Do I really have to avoid pasta, potatoes, and rice? (Maybe not!)
July 16, 2022 / Education & Advocacy / Nutrition / Research / Beginner / Child / Pregnant women / Type 1 / Type 2

Do I really have to avoid pasta, potatoes, and rice? (Maybe not!)

7 min read

Whether you are newly diagnosed as a person with diabetes or if you’ve had diabetes for quite some time already, no doubt you have heard from family, friends, co-workers, or even providers that you absolutely must avoid pasta, rice, and potatoes in order to manage your diabetes without a problem. But is that really true?

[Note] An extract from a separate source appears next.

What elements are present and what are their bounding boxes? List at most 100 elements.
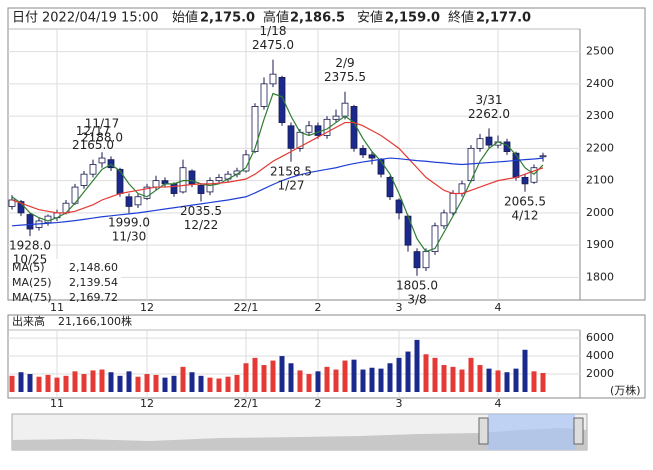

The short answer: Maybe not.

While it is true that pasta, potatoes, and rice contain a high level of carbohydrates, these foods can be part of a healthy diabetes nutrition strategy. Whether or not these foods work for you is a matter of how your body works and more interestingly, how these foods are prepared. The preparation method for each of these can actually make a HUGE difference in how they are processed in the body. When these foods are prepared a certain way, they develop resistant starch, which changes how your body digests and converts them into the end product, which is glucose. Below, we explain how.

Resistant Starch – What is this?

Resistant starch is simply what the name implies: it is starch that is resistant to digestion. It passes through the small intestine without being tagged for breakdown and conversion into glucose. It is able to travel to your colon where it then feeds the good bacteria that help keep your body healthy. It occurs in 4 different forms, but Type 3 is present in pasta, potatoes, and rice when they are cooked and then cooled for at least 8-12 hours (otherwise called “overnight”). The conversion from general starch to resistant starch seems to hold up to the process of reheating, whether the food is reheated by microwave, stove, or oven.

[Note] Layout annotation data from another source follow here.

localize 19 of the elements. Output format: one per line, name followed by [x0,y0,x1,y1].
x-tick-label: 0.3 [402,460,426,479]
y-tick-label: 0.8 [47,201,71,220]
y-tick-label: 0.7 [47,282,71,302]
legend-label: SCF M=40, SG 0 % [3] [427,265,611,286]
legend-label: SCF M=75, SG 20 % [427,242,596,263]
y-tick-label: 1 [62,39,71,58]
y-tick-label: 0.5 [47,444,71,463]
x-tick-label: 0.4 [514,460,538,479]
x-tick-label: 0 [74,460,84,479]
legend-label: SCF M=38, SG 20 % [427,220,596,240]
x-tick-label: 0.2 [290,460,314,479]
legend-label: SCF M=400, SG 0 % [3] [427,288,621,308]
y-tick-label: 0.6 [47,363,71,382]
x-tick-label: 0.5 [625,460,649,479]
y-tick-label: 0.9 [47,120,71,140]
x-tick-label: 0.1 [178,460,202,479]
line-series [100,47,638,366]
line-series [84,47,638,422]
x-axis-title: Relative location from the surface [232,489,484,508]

Why is resistant starch helpful for diabetes?
A multitude of research studies have demonstrated that resistant starch helps to naturally increase insulin sensitivity, improve blood sugar levels after meals, increase the level of “fullness” you feel after eating with reduced calorie consumption, and can help prevent disorders of the lower gastrointestinal tract. All of these benefits can possibly help you more effectively manage your diabetes and still enjoy foods that you love.

The takeaway: If your provider advises you to avoid pasta, potatoes, and rice, but you really feel like you can’t or don’t want to avoid having them, consider cooking, cooling, and reheating. Bring the research links we’ll list below for them to review the evidence and discuss further with you. Perhaps they will learn something new, and you will too.  The only way you will really know if you can still enjoy these foods is to test your blood sugar before you eat and two hours after.